Em um manuscrito específico anexado aos autos, Tuca anota a troca de beneficiários de emendas vinculadas à CODEVASF — estatal na qual ela ocupava assento no conselho fiscal. O documento mostra a realocação de verbas originalmente destinadas a Nova Russas para o município de Reriutaba, ambos no Ceará, atendendo a um pedido do deputado Junior Mano, com a anotação manual de “objeto: pavimentação em pedra tosca”.
Para a Polícia Federal, essa desorganização proposital servia para dificultar o rastreamento do dinheiro público e ocultar os verdadeiros padrinhos das emendas, permitindo que recursos fossem direcionados baseados apenas em comandos verbais e interesses políticos, sem critérios técnicos ou republicanos.
A sombra de Arthur Lira
Embora a operação tenha como alvo a servidora, a decisão judicial coloca o deputado Arthur Lira no centro da narrativa investigativa. Depoimentos colhidos pela PF, como o do deputado José Rocha, detalham um mecanismo de pressão e ameaça contra presidentes de comissões que se recusavam a aceitar as listas de pagamentos enviadas por Tuca.
O documento cita que o deputado, então presidente de uma comissão, teria sido ameaçado de destituição pelo próprio Lira por não encaminhar uma lista de pagamentos que beneficiava o estado de Alagoas.
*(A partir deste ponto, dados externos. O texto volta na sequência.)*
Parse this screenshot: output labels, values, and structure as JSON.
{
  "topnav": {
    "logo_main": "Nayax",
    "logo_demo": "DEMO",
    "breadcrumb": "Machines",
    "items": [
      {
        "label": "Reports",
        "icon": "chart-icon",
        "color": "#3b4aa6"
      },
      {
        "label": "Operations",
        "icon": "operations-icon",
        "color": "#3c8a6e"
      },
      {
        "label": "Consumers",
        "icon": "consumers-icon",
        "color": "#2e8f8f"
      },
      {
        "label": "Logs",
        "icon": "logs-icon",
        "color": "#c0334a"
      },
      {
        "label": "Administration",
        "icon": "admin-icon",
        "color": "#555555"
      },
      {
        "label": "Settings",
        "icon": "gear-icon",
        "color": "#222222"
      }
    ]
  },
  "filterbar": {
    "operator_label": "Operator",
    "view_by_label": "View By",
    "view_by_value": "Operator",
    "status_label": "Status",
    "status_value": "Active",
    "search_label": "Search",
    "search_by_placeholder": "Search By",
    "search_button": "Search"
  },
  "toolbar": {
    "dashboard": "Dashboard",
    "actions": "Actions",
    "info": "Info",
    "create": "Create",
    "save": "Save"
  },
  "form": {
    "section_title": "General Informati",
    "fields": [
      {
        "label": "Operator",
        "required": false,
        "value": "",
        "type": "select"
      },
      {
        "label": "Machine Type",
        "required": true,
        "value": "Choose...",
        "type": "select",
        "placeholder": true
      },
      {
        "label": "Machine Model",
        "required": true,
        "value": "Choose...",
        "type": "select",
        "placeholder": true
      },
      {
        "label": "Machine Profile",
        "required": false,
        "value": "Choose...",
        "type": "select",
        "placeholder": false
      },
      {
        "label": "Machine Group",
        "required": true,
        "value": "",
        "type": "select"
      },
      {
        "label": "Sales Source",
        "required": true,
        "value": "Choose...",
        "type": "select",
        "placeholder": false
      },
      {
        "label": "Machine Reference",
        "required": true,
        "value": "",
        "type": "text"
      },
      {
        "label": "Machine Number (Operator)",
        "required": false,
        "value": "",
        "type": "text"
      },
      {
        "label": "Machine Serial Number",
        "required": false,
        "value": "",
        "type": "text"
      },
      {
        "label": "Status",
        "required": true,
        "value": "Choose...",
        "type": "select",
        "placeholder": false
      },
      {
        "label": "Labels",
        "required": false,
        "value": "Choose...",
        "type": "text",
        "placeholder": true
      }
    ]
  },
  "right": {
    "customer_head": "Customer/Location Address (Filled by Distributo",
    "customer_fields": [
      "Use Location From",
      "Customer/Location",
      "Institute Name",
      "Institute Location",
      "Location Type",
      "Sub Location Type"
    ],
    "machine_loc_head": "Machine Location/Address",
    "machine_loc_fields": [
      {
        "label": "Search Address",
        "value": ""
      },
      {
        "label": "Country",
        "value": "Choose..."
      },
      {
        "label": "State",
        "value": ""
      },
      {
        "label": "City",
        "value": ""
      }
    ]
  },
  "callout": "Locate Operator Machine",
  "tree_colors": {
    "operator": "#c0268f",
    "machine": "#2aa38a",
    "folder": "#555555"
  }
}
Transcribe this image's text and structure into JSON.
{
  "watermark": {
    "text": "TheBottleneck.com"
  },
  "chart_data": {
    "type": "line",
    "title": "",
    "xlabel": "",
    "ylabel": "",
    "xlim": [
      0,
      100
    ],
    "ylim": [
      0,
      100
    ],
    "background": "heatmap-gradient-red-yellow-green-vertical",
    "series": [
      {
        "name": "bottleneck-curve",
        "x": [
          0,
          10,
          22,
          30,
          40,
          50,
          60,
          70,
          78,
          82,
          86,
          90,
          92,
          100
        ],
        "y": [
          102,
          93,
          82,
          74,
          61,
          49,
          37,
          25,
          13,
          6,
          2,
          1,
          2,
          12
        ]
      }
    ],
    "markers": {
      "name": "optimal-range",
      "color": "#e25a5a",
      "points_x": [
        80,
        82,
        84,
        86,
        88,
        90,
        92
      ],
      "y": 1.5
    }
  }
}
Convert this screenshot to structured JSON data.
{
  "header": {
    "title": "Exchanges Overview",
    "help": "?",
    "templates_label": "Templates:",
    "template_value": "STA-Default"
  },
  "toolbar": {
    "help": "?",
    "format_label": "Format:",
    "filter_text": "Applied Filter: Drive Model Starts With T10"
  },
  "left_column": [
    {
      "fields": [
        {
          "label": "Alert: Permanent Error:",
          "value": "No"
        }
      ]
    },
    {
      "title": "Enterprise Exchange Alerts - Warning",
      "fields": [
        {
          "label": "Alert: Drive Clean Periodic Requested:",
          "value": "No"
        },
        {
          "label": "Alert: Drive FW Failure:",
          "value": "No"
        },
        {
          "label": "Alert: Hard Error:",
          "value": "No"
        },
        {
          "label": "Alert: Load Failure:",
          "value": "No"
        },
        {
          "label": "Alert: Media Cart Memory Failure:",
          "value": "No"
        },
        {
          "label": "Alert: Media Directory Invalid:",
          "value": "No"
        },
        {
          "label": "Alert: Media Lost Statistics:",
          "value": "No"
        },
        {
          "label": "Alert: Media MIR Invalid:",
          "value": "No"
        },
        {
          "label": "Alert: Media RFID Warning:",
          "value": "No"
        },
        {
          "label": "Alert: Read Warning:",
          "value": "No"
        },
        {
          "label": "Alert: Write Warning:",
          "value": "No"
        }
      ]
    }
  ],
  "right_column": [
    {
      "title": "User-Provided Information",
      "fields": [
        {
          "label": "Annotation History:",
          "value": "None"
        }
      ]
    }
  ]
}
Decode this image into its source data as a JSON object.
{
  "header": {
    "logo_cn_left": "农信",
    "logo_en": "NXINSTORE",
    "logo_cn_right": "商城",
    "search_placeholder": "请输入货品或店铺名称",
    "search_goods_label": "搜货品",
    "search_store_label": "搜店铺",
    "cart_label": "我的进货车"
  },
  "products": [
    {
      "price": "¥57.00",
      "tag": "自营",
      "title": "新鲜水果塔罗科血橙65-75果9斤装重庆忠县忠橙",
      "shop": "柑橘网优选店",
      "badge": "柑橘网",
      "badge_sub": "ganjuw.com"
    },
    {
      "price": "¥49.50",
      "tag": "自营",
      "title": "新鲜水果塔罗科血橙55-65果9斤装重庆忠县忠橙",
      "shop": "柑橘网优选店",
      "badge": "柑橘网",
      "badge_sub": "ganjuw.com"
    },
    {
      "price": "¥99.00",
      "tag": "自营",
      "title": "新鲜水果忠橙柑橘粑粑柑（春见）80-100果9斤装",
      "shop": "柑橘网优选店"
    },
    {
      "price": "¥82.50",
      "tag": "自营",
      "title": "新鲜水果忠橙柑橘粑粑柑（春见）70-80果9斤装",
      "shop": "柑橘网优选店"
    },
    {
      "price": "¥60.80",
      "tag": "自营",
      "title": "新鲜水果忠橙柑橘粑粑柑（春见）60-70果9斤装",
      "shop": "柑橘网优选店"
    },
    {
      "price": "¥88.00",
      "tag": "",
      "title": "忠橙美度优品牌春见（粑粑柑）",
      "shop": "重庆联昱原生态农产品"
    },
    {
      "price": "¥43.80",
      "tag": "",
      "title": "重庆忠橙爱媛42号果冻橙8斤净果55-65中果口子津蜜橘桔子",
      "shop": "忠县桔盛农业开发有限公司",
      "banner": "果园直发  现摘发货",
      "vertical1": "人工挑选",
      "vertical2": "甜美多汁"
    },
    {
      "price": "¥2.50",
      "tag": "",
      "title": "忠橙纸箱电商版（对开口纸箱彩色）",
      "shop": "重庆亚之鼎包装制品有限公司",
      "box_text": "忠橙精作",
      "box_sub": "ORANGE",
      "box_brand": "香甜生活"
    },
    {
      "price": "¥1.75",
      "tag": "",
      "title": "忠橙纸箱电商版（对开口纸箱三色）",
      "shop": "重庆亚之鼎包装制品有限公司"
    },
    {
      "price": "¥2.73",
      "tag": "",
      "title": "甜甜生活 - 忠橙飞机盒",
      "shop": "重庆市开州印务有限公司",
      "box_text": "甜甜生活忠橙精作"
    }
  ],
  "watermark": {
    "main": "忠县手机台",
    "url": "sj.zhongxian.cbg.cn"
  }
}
Rocha confirmou aos investigadores que recebia planilhas de Tuca sem a identificação dos autores das emendas e que, ao questionar a origem, era cobrado pela presidência da Casa.
A investigação também destaca o volume desproporcional de recursos enviados para o município de Rio Largo (AL), reduto de aliados de Lira. A cidade, com cerca de 70 mil habitantes, recebeu aproximadamente 90 milhões de reais do orçamento secreto, levantando suspeitas de desvios e lavagem de dinheiro. O ministro Dino ressaltou que a Comissão de Turismo destinou verbas maciças para Alagoas, mesmo sem ter nenhum parlamentar daquele estado em sua composição, o que sugere uma “interferência direta” da antiga presidência.
Medidas cautelares e afastamento
Diante da gravidade dos fatos e do risco de destruição de provas, a Justiça determinou a busca e apreensão na residência de Mariangela Fialek, na Asa Sul, e em seu gabinete na Câmara dos Deputados. O objetivo é apreender computadores, celulares e documentos que possam expor a extensão total da rede de influência e identificar outros partícipes.
Além das buscas, foi determinado o afastamento imediato de Tuca de qualquer função pública relacionada à execução de emendas parlamentares. A decisão enfatiza que a manutenção da servidora no cargo representava um risco à instrução processual e à própria ordem pública, dada a continuidade das práticas delitivas investigadas.
A operação marca um novo capítulo no escrutínio sobre o uso das verbas orçamentárias em Brasília, sugerindo que o fim oficial do “orçamento secreto” não encerrou as práticas de barganha política nos bastidores do Congresso.